Fintech Policy Roundtable on SEBI’s Investment Advisers Regulation

India FinTech Forum had recently organised a Fintech Policy Roundtable at ISME ACE in Mumbai on 22nd January, 2018. The objective of this roundtable was to discuss the latest consultation paper from SEBI on “Amendments/ Clarifications to the SEBI (Investment Advisers) Regulations, 2013“. The event was moderated by Mr. Sachin Seth, Partner – Financial Services Advisory | Digital, Fintech & Innovation Leader at EY and was attended by 65 participants including CXOs of various robo-advisory and financial services firms. EY collated the points discussed during the Fintech Policy Roundtable and these points were shared with SEBI.

The investment space is expected to see significant disruptions with robo-advisors, algorithmic trading etc. Also interesting technology developments like Aadhar-based eKYC, UPI, eNACH will change the way the wealth management services are offered. Hence, it is important to make sure that the correct regulatory framework is in place to foster innovative solutions using the latest technologies.
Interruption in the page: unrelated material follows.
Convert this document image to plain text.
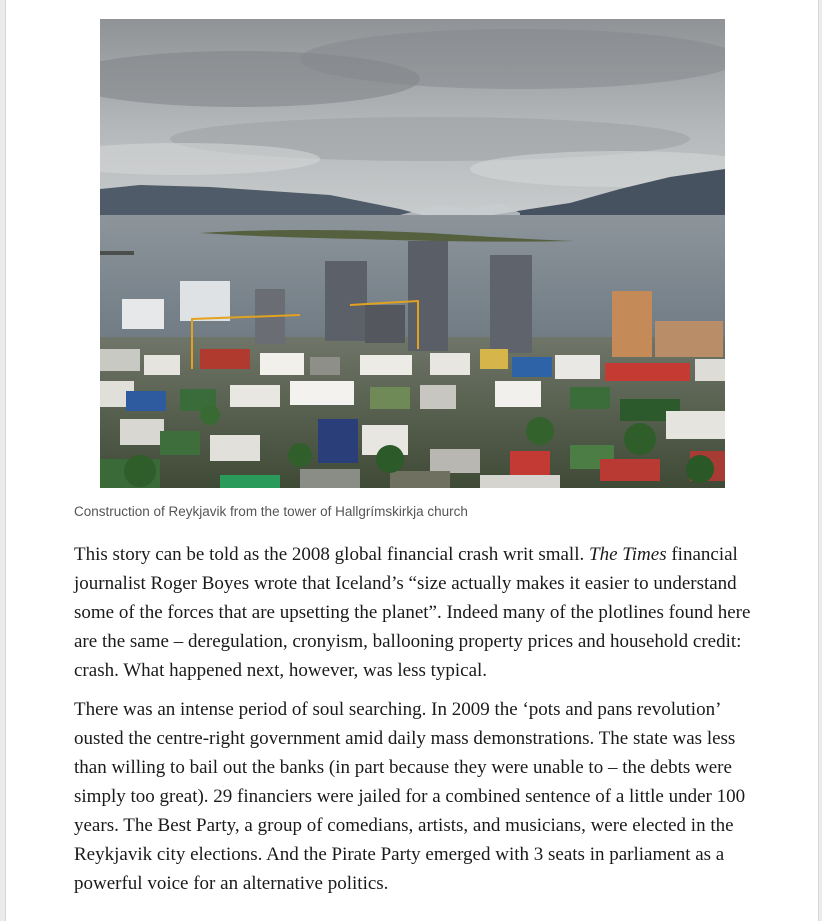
Construction of Reykjavik from the tower of Hallgrímskirkja church

This story can be told as the 2008 global financial crash writ small. The Times financial journalist Roger Boyes wrote that Iceland’s “size actually makes it easier to understand some of the forces that are upsetting the planet”. Indeed many of the plotlines found here are the same – deregulation, cronyism, ballooning property prices and household credit: crash. What happened next, however, was less typical.

There was an intense period of soul searching. In 2009 the ‘pots and pans revolution’ ousted the centre-right government amid daily mass demonstrations. The state was less than willing to bail out the banks (in part because they were unable to – the debts were simply too great). 29 financiers were jailed for a combined sentence of a little under 100 years. The Best Party, a group of comedians, artists, and musicians, were elected in the Reykjavik city elections. And the Pirate Party emerged with 3 seats in parliament as a powerful voice for an alternative politics.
Apart from the specific points related to the consultation paper, the attendees also discussed regulatory steps required to ease mutual fund distribution via online channels (for both MFDs and RIAs).
Key points discussed during the roundtable are:
1. The Consultation Paper states that, “Clear segregation between the two activities of providing investment advice and execution of investment transactions”. We will need clarity from SEBI on the word “execution”. Does this mean investors have to visit two different entities to get their investments done? RIAs should be able to provide platforms for “execution” in direct plans.

2. The paper prohibits immediate relatives of a distributor from advisory. It does not seem fair to a genuine professional who has a right to his career choice.

3. The paper states that banks and firms who are RIAs, shall not provide any distribution services, either directly or through their holding company or associate/ subsidiary company. Are companies with common directors or common significant shareholders allowed?

4. Further clarity is required to understand if RIAs cannot distribute financial products, will this restriction be applicable to other financial products such as insurance and loans?

5. SEBI would like Mutual Fund Distributors (MFDs) to ensure the principle of ‘appropriateness’ of products to the client. However, MFDs are not allowed to provide ‘advice’. Hence, the word ‘appropriateness’ must be defined unambiguously. Will basic risk profiling along with automated goal-based investment recommendations qualify as “appropriate” or “advice”? To improve access to good quality advice at low costs, technology platforms developed by MFDs should be allowed as long as they do not charge additional fees and provide recommendations in the best interest of investors.

6. It is recommended that robo-advisors and/or algorithm based fintech players be governed under separate regulations (not under traditional RIA or MFD). They must be allowed the flexibility to decide their business model. If required, the algorithms of these firms can be monitored. They should be allowed to do both advisory and distribution of MFs for greater financial inclusion. The free market will create enough competition to bring down the cost of distribution while also providing fintech firms a chance to create long-term sustainable businesses.

7. Customers with low ticket investments (eg. Rs. 500 one-time investment in a debt fund) may be serviced through MFD led revenue model as paying a separate advisory fee can be costlier for the investor. A similar experiment to separate advisory from distribution in UK has resulted in greater advice gap.

In India, the penetration of mutual funds is low and the regulator must create an environment for innovation in digital distribution of MFs. A summarised version of the above points discussed at the Fintech Policy Roundtable was sent to SEBI.